Conversations around AI often emphasize first-ness, sensationalism, and threats to human authorship. However, there is an element of co-creation at every level of machine writing. Exploring the potential for collaborative intervention complicates the idea of automation and expands notions of co-creation with AI systems.

Personification, seamlessness, and daily interactions

We readily anthropomorphize machines, especially if they are framed by stories. Imagine a small robot is on a table in front of you. It’s about the size and shape of a toy car. You are given this script to read:

This is Frank. Frank is really friendly but he gets distracted easily. He’s lived at the Lab for a few months now. He likes to play and run around. Sometimes he escapes, but he never gets far. Frank’s favorite color is red. Last week, he played with some other bugs and he’s been excited ever since.

After looking up from this text, you are asked to strike the robot with a mallet. Would you hesitate? A 2015 study at the MIT Media Lab showed that people were much less likely to strike a robot with a mallet when instructed to do so if they were provided a personified or experience story about it beforehand.

By definition, AI systems exhibit intelligence. Best practices suggest the anthropomorphization of personal AI systems as a design mechanism for increasing seamlessness and obfuscating technical processes. Tech giants often employ novelists, poets, and screenwriters to help personify their public-facing AI systems. They have names like Alexa, Siri, or Cortana, with personalities that embody the brand that they speak for. Although such human-shaped AI is commonplace, it’s important to investigate how each aspect of an AI system is deeply embedded in networks of human labor.

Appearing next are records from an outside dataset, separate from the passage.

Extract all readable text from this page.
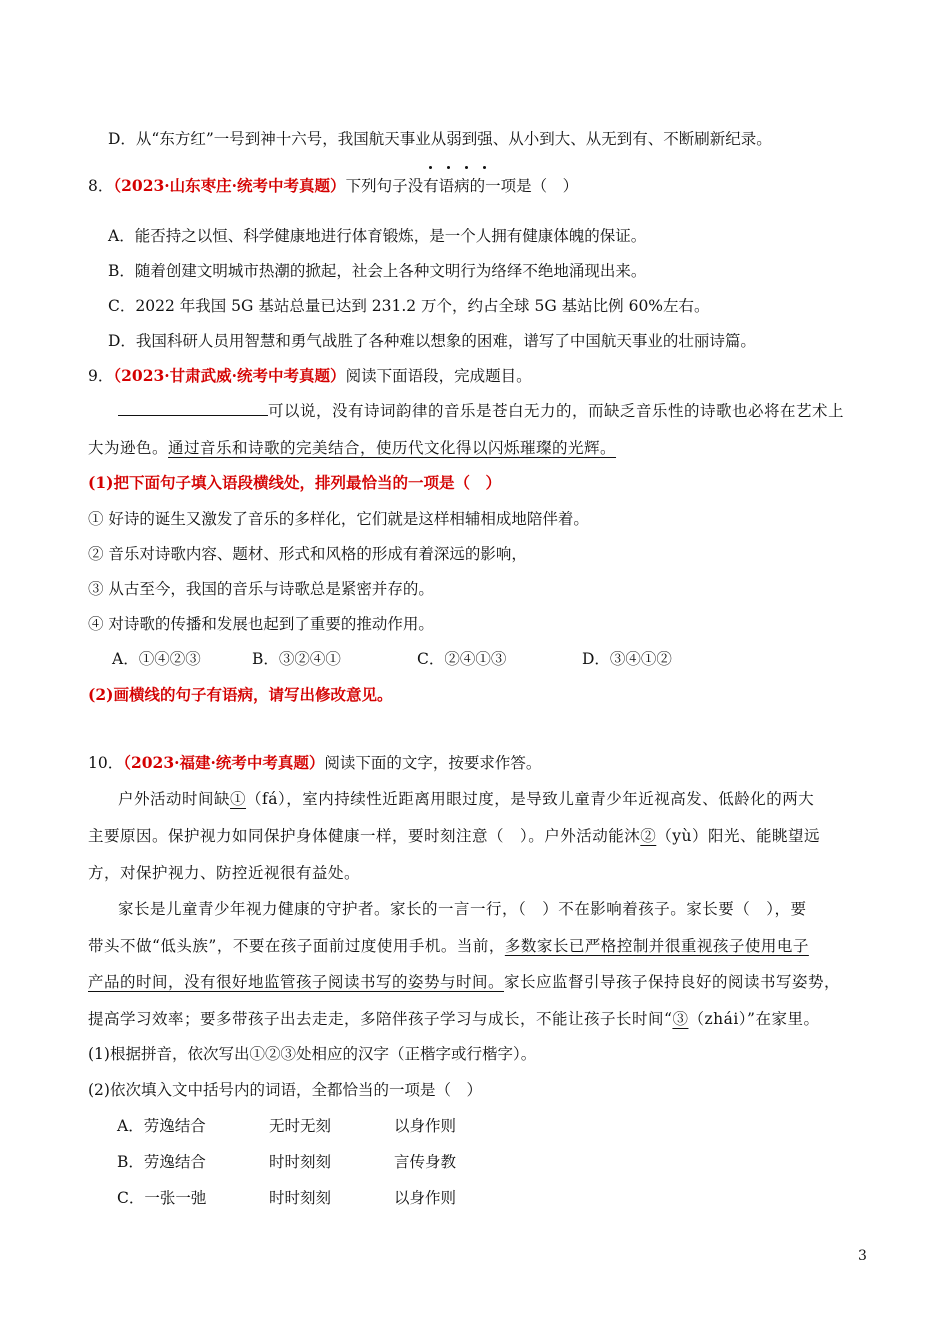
D．从“东方红”一号到神十六号，我国航天事业从弱到强、从小到大、从无到有、不断刷新纪录。
8．（2023·山东枣庄·统考中考真题）下列句子没有语病的一项是（　）
A．能否持之以恒、科学健康地进行体育锻炼，是一个人拥有健康体魄的保证。
B．随着创建文明城市热潮的掀起，社会上各种文明行为络绎不绝地涌现出来。
C．2022 年我国 5G 基站总量已达到 231.2 万个，约占全球 5G 基站比例 60%左右。
D．我国科研人员用智慧和勇气战胜了各种难以想象的困难，谱写了中国航天事业的壮丽诗篇。
9．（2023·甘肃武威·统考中考真题）阅读下面语段，完成题目。
可以说，没有诗词韵律的音乐是苍白无力的，而缺乏音乐性的诗歌也必将在艺术上
大为逊色。通过音乐和诗歌的完美结合，使历代文化得以闪烁璀璨的光辉。
(1)把下面句子填入语段横线处，排列最恰当的一项是（　）
① 好诗的诞生又激发了音乐的多样化，它们就是这样相辅相成地陪伴着。
② 音乐对诗歌内容、题材、形式和风格的形成有着深远的影响，
③ 从古至今，我国的音乐与诗歌总是紧密并存的。
④ 对诗歌的传播和发展也起到了重要的推动作用。
A．①④②③	B．③②④①	C．②④①③	D．③④①②
(2)画横线的句子有语病，请写出修改意见。
10．（2023·福建·统考中考真题）阅读下面的文字，按要求作答。
户外活动时间缺①（fá），室内持续性近距离用眼过度，是导致儿童青少年近视高发、低龄化的两大
主要原因。保护视力如同保护身体健康一样，要时刻注意（　）。户外活动能沐②（yù）阳光、能眺望远
方，对保护视力、防控近视很有益处。
家长是儿童青少年视力健康的守护者。家长的一言一行，（　）不在影响着孩子。家长要（　），要
带头不做“低头族”，不要在孩子面前过度使用手机。当前，多数家长已严格控制并很重视孩子使用电子
产品的时间，没有很好地监管孩子阅读书写的姿势与时间。家长应监督引导孩子保持良好的阅读书写姿势，
提高学习效率；要多带孩子出去走走，多陪伴孩子学习与成长，不能让孩子长时间“③（zhái）”在家里。
(1)根据拼音，依次写出①②③处相应的汉字（正楷字或行楷字）。
(2)依次填入文中括号内的词语，全都恰当的一项是（　）
A．劳逸结合	无时无刻	以身作则
B．劳逸结合	时时刻刻	言传身教
C．一张一弛	时时刻刻	以身作则
3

Mapping of an AI art world

Consider the work of publishers, assistants, printers, critics, librarians, manufacturers and all of the people required to create an artistic work. These forms of collaboration produce what Howard S. Becker calls “an art world.” Similarly, we can map out an AI art world that accounts for the networks of human labor that go into every aspect of a creative AI system.

AINow’s 2018 ‘Anatomy of an AI System’ is a good place to start. It maps out the vast network of human labor that creates seamless interaction with Amazon’s Alexa. It begins with the mining of minerals needed to manufacture a smart-speaker, travels through the work of data engineering, modeling, deployment, and infrastructure, and ends with the disposal of the device to address “the truly planetary scale of extraction,” underlying seamless user interactions.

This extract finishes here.